PLASTIC FRAGMENTS BEING CONSUMED BY SEA ANEMONES
Plastic fragments being consumed by sea anemones. Tiny fragments of plastic in the ocean are consumed by sea anemones along with their food, and bleached anemones retain these microfibres longer than healthy ones, according to new research from Carnegie’s Manoela Romanó de Orte, Sophie Clowez, and Ken Caldeira.
Their work, published by Environmental Pollution, is the first-ever investigation of the interactions between plastic microfibers and sea anemones. Anemones are closely related to corals and can help scientists understand how coral reef ecosystems are affected by the millions of tons of plastic contaminating the world’s oceans.
One of the most-common types of plastics in the ocean are microfibres from washing synthetic clothing and from the breakdown of maritime equipment such as ropes and nets. Microfibers are found across all the world’s oceans and are beginning to appear in fish and shellfish consumed by humans.
“Plastic pollution is a serious and growing problem for our oceans and the animals that live in them,” Romanó de Orte said. “We wanted to understand how these long-lived contaminants are affecting fragile coral reef ecosystems. Plastics could be confused by the organisms for food and could also be carriers of other harmful contaminants.
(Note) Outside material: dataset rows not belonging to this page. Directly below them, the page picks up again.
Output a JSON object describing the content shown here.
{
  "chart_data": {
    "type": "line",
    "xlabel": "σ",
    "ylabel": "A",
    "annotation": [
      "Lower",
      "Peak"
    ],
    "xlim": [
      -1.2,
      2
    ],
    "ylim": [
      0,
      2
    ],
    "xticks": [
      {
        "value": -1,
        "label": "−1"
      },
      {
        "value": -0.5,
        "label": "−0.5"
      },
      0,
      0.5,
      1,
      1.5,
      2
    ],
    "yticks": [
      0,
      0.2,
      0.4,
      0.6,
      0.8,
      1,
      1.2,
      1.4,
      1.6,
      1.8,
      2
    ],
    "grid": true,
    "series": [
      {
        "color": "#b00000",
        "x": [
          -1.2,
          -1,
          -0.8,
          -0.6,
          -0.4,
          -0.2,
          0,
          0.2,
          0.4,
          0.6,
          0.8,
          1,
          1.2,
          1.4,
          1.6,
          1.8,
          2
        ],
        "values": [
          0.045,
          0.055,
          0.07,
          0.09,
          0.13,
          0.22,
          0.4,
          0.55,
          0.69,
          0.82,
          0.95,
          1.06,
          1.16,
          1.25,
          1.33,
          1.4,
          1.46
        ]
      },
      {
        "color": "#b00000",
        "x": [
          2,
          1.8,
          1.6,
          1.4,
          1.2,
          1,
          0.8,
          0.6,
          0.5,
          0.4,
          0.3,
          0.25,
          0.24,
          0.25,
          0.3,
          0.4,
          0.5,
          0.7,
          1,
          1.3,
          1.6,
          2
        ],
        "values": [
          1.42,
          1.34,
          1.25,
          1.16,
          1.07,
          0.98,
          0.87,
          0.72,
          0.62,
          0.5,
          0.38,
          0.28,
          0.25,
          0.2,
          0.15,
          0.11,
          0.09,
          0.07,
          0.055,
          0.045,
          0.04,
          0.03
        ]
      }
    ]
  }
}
Since sea anemones are closely related to corals, we decided to study sea anemones in the laboratory to better understand effects of plastics on corals in the wild.”
Most laboratory research on plastic pollution uses tiny beads of plastic, not microfibers. So Romanó de Orte, Clowez, and Caldeira set out to determine whether microfibers are ingested by healthy sea anemones and by those that have lost the symbiotic algae that provide them with nutrients, a condition called bleaching. On corals reefs, bleaching is caused by increasing ocean temperatures due to global climate change.
The research team introduced three different kinds of microfibers—nylon, polyester, and polypropylene—to both unbleached and bleached sea anemones both alone and mixed with brine shrimp.
They found that when introduced alone, nylon was consumed by about a quarter of the unbleached anemones and the other two microfibers were not taken up at all. But when the microfibers were mixed with brine shrimp, about 80 percent of the unbleached anemones ingested all three microfibers. For the bleached anemones, 60 percent consumed nylon and 20 percent consumed polyester with no food present, and 80 percent took up all three microfibers when mixed with brine shrimp.
It took longer for the bleached anemones to expel the microfibers after ingesting them than it did for the healthy anemones, although all microfibers were gone by the third day. However, in a natural marine environment, anemones and coral would continually be reintroduced to new microfibers, making the contamination a chronic condition of their existence.
“Our work suggests that plastic pollution and climate change are packing a one-two punch for coral reefs,” Caldeira explained. “When the reefs are bleached by hot ocean temperatures, the organisms are more likely to eat and retain plastic microfibers. It looks like the effects of global warming and of ocean pollution don’t just add together, they multiply.”